Ao se retirar da Venezuela e transferir seus ativos para uma entidade de propriedade de Moscou, Rosneft, liderado por Igor Sechin, um aliado próximo do presidente Vladimir Putin, transfere para Putin os riscos relacionados a suas operações venezuelanas e pode continuar seus interesses sem problemas. outros países e especialmente nos Estados Unidos. O porta-voz da Rosneft, Mikhail Leontiyev, afirmou que a decisão de encerrar as operações na Venezuela se destinava a proteger os acionistas da empresa. Ainda veremos as ações de Washington nesse novo esquema, ainda hoje atormentado pela pandemia com níveis que já ultrapassam os da China, e se iniciará uma ação mais internacional quando a casa for incendiada.

Um poder imperialista que busca aumentar o cerco à Venezuela

A Rosneft é um grande conglomerado internacional de petróleo com interesses como qualquer empresa transnacional e por trás disso, com objetivos geopolíticos por ter o governo russo para trás. Sua presença na Venezuela faz um jogo duplo, tanto para manter a presença russa a milhares de quilômetros de Moscou quanto para alguns de Washington e usar o país como parte de seu jogo geopolítico, bem como aproveitar a oportunidade da situação catastrófica do país e boa parte da produção de petróleo, uma vez que a Venezuela possui uma das maiores reservas de petróleo do mundo.
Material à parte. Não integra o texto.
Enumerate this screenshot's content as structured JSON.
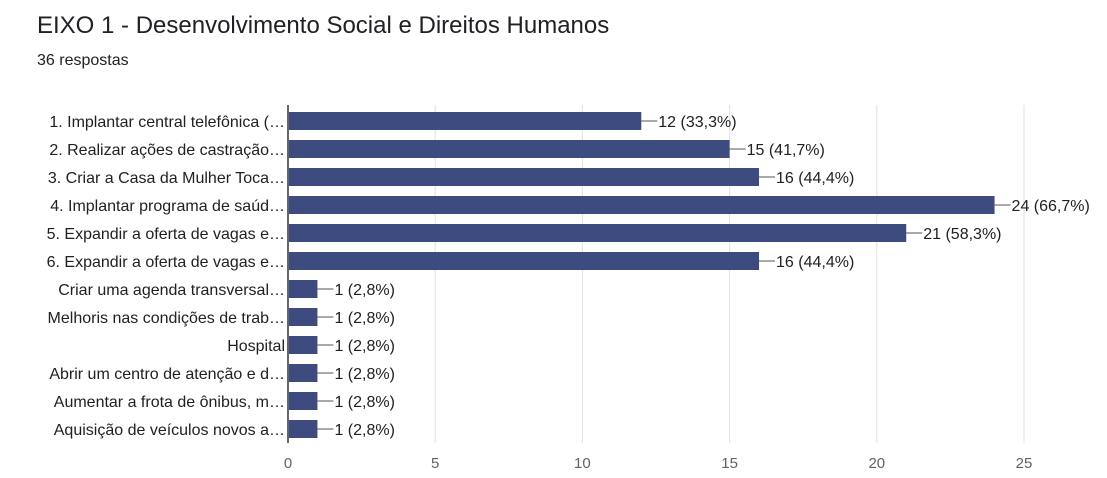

A enfraquecida burocracia chavista, buscando a sobrevivência, apreende Moscou contra a política dos Estados Unidos, colocando o país à mercê dos jogos ou disputas geopolíticas de Putin, que não terão problemas quando for conveniente usar a Venezuela como moeda.
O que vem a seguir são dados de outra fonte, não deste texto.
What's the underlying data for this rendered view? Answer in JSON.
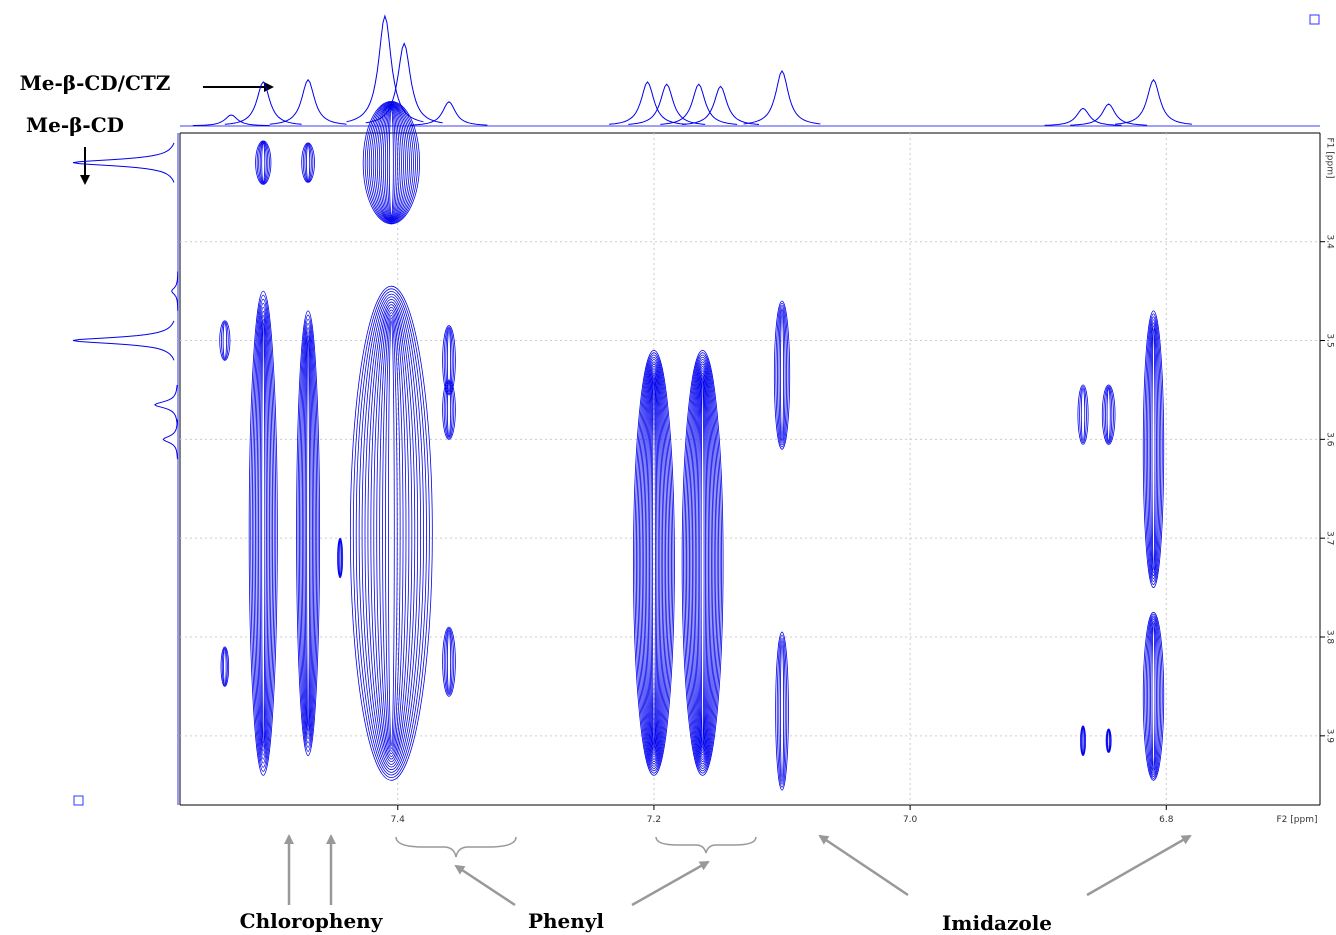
{
  "chart_data": {
    "type": "contour",
    "xlabel": "F2 [ppm]",
    "ylabel": "F1 [ppm]",
    "xlim": [
      7.57,
      6.68
    ],
    "ylim": [
      3.29,
      3.97
    ],
    "xticks": [
      7.4,
      7.2,
      {
        "value": 7,
        "label": "7.0"
      },
      6.8
    ],
    "yticks": [
      3.4,
      3.5,
      3.6,
      3.7,
      3.8,
      3.9
    ],
    "grid": true,
    "color": "#0000ee",
    "peaks": {
      "x": [
        7.505,
        7.47,
        7.405,
        7.505,
        7.47,
        7.405,
        7.36,
        7.36,
        7.36,
        7.2,
        7.162,
        7.1,
        7.1,
        6.865,
        6.845,
        6.81,
        6.81,
        6.865,
        6.845,
        7.535,
        7.535,
        7.445
      ],
      "y": [
        3.32,
        3.32,
        3.32,
        3.695,
        3.695,
        3.695,
        3.52,
        3.57,
        3.825,
        3.725,
        3.725,
        3.535,
        3.875,
        3.575,
        3.575,
        3.61,
        3.86,
        3.905,
        3.905,
        3.5,
        3.83,
        3.72
      ],
      "dx": [
        0.006,
        0.005,
        0.022,
        0.011,
        0.009,
        0.032,
        0.005,
        0.005,
        0.005,
        0.016,
        0.016,
        0.006,
        0.005,
        0.004,
        0.005,
        0.008,
        0.008,
        0.002,
        0.002,
        0.004,
        0.003,
        0.002
      ],
      "dy": [
        0.022,
        0.02,
        0.062,
        0.245,
        0.225,
        0.25,
        0.035,
        0.03,
        0.035,
        0.215,
        0.215,
        0.075,
        0.08,
        0.03,
        0.03,
        0.14,
        0.085,
        0.015,
        0.012,
        0.02,
        0.02,
        0.02
      ]
    },
    "top_projection": {
      "x": [
        7.53,
        7.505,
        7.47,
        7.41,
        7.395,
        7.36,
        7.205,
        7.19,
        7.165,
        7.148,
        7.1,
        6.865,
        6.845,
        6.81
      ],
      "intensity": [
        10,
        40,
        42,
        100,
        75,
        22,
        40,
        38,
        38,
        36,
        50,
        16,
        20,
        42
      ]
    },
    "left_projection": {
      "y": [
        3.32,
        3.5,
        3.565,
        3.6,
        3.45
      ],
      "intensity": [
        100,
        100,
        22,
        14,
        6
      ]
    },
    "annotations": [
      "Me-β-CD/CTZ",
      "Me-β-CD",
      "Chloropheny",
      "Phenyl",
      "Imidazole"
    ]
  }
}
Mas o governo venezuelano tem o direito de estabelecer acordos econômicos com qualquer empresa que julgar necessária e não ser imposto por uma potência imperialista com a qual deve ou não estabelecer relações comerciais. Uma questão elementar de soberania. Somente os trabalhadores têm o direito de decidir se tais acordos prejudicam o país ou prejudicam a soberania nacional com base em seus interesses e necessidades fundamentais, o que realmente são. Nestas páginas, mais do que denunciamos toda a reviravolta do governo em que estão sendo feitos progressos para colocar a nação venezuelana em uma relação maior de dependência e vulnerabilidade com o mundo econômico e financeiro mundial, como pode ser lido aqui e no trabalho sobre Petróleo, geopolítica e pilhagem em curso na Venezuela.

Como vemos, com a catástrofe já prevalecendo, como se isso não bastasse, o imperialismo ianque intensifica suas ações para que as sanções sejam finalmente impostas. Lembremos de que chegou ao extremo de confiscar ativos importantes no país, como o caso do CITGO, além de contas líquidas ou cobranças compulsórias de dívida com apropriação de ouro - de propriedade da Venezuela - e também executada por potências como Inglaterra e Alemanha.
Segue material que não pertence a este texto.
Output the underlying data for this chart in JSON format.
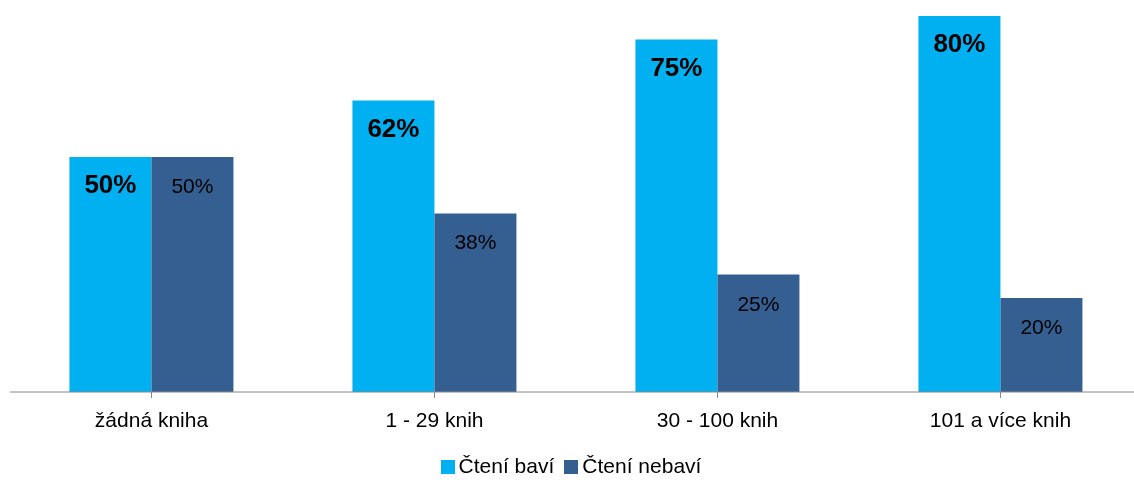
{
  "chart_data": {
    "type": "bar",
    "categories": [
      "žádná kniha",
      "1 - 29 knih",
      "30 - 100 knih",
      "101 a více knih"
    ],
    "series": [
      {
        "name": "Čtení baví",
        "color": "#00b0f0",
        "values": [
          50,
          62,
          75,
          80
        ],
        "value_labels": [
          "50%",
          "62%",
          "75%",
          "80%"
        ]
      },
      {
        "name": "Čtení nebaví",
        "color": "#355e91",
        "values": [
          50,
          38,
          25,
          20
        ],
        "value_labels": [
          "50%",
          "38%",
          "25%",
          "20%"
        ]
      }
    ],
    "legend": "bottom",
    "grid": false
  }
}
Foi um claro exercício de arrogância e agressão imperialista para alcançar seus próprios fins políticos. A política externa dos EUA que ele gosta de chamar de uma política de "pressão máxima" projetada para infligir os mais altos níveis de dano, fome, pobreza e escassez em nome de "democracia" e "liberdade". Como eles continuam no meio da pandemia de coronavírus, eles são realmente mais do que criminosos.

Se essas sanções foram repugnantes antes desta emergência, hoje são extremamente extremas, porque, no meio do atual surto e da crise humanitária de magnitude que está gerando, torna-se urgente lutar por seu fim. Devemos exigir mais do que nunca a cessação dessas medidas imperialistas, barrar as sanções e repudiar a oposição de direita que aplaude a agressão imperialista.